# Neglected 101.07301



## Leadlober (Jul 4, 2013)

Looking for a small lathe and summer project, I answered an ad for a "Lathe - not running" and this Craftsman/618 followed me home! Stored in a shed for a long time with a good roof over it, the oil turned to a solid, nothing moving except for the motor. Spent the last 5 days tearing it down and many of the parts just seemed to be glued in place. I was finally able to remove the chuck from the spindle this morning after daily applications of Kroil and heat from a heat gun. A few discoveries, not immediately apparent under the crud, include a broken corner on the t-slot for the tool post, bent tip on the index pin and broken countershaft bracket. All and all a good haul in my estimation for my first metal lathe. I look forward to getting it back together again once I order new bushings. Thanks to all who have shared their tips, especially the spindle removal and using the razor blade to scrape the ways! Hope to post more as I get further along!


----------



## Old Iron (Jul 4, 2013)

The compound T-Slot can be brazed up and machined back into shape if you have the tools to do it.

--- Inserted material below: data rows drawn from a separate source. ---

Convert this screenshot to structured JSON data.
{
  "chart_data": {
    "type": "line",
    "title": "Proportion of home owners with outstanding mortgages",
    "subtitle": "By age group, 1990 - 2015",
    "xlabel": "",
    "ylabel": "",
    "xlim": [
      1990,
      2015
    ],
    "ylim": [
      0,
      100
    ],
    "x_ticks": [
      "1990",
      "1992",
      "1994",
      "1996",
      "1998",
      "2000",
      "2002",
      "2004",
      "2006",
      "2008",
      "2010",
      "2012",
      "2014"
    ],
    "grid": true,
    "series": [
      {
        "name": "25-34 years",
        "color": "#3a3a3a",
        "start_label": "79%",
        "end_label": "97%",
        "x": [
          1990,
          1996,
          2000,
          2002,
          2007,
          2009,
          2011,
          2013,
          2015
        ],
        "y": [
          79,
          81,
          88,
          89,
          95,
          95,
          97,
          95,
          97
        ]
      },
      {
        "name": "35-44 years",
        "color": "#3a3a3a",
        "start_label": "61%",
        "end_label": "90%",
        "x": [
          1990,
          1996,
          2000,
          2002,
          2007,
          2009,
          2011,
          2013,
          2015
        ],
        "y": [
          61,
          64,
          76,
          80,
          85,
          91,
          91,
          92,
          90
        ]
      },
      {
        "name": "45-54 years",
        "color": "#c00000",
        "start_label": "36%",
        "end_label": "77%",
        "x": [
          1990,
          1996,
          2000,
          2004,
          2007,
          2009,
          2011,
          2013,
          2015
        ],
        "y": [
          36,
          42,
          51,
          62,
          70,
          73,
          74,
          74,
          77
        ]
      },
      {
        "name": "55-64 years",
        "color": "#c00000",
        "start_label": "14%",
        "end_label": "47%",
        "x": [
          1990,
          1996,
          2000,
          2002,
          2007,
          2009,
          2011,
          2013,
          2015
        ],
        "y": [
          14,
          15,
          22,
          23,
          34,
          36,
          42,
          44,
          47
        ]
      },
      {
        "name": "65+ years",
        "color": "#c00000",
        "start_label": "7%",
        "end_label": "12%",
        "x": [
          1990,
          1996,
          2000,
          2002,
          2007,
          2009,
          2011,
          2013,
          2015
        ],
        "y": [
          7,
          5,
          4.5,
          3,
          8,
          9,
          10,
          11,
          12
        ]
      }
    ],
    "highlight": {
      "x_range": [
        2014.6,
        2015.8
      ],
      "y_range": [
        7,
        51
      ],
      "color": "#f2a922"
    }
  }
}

As for the broken the counter shaft bracket pictures would help in tell you how to fix that.

Paul


----------



## stevecmo (Jul 4, 2013)

Nice score, and thanks for rescuing another piece of old American iron!  It'll serve you well as your first (but not last) lathe.

Steve


----------



## Leadlober (Jul 4, 2013)

I am sure it will become a much treasured tool in my little shop. The counter shaft bracket has an old repair, a washer was brazed on to hold the shaft and apparently was good enough for the previous user. I did find the broken piece down inside the bed amongst the copper swarf and I believe a better repair could be done but I don't currently have a torch.  The slide already has some repair work done on it where someone got too close to a chuck, maybe? I plan to purchase a small mill as well as a torch set as they become available at a reasonable price. I won't trust the t-slot as it is to do any work without repair/replacement to prevent further damage to it or harm to myself. Thanks for the replies!


----------



## Old Iron (Jul 4, 2013)

You can find a compound on ebay, But the the other one will need to be welded or brazed.

Paul


----------



## itsme_Bernie (Jul 4, 2013)

My first resto was a 618. I should post some pics.  They really seem to hold up under coatings of crud!  I never thought I could get anything to come of mine, until a week or so in, when I saw a glint of polish start to appear on the ways I was working!  
Glad you have crud and not rust!

Bernie


----------



## Sundossa12 (Aug 18, 2013)

Nice old school patina on the stand. I like it.


----------



## Leadlober (Aug 19, 2013)

Been a while since I posted and thought I would share my progress. Still working on motor and stand.


----------



## LJP (Aug 19, 2013)

Nice Work!


----------



## jster1963 (Aug 19, 2013)

Beautiful job!


----------



## Smudgemo (Aug 20, 2013)

I love this kind of stuff.  Great job!


----------



## Uncle Buck (Aug 20, 2013)

WOW, looks new!


----------



## bloomingtonmike (Aug 21, 2013)

Looks great!!!

I just did a VFD on my 618 recently to drive a Baldor made Rockwell 3ph motor. VFD model was Hitachi WJ200-007MF - 110V in 3ph 1hp rated out. The WJ200-004MF is 1/2hp rated. Front plate add on WJ-WL adds a potentiometer to the front. Bought the VFD new on ebay and was dropped shipped from Hitachi.


----------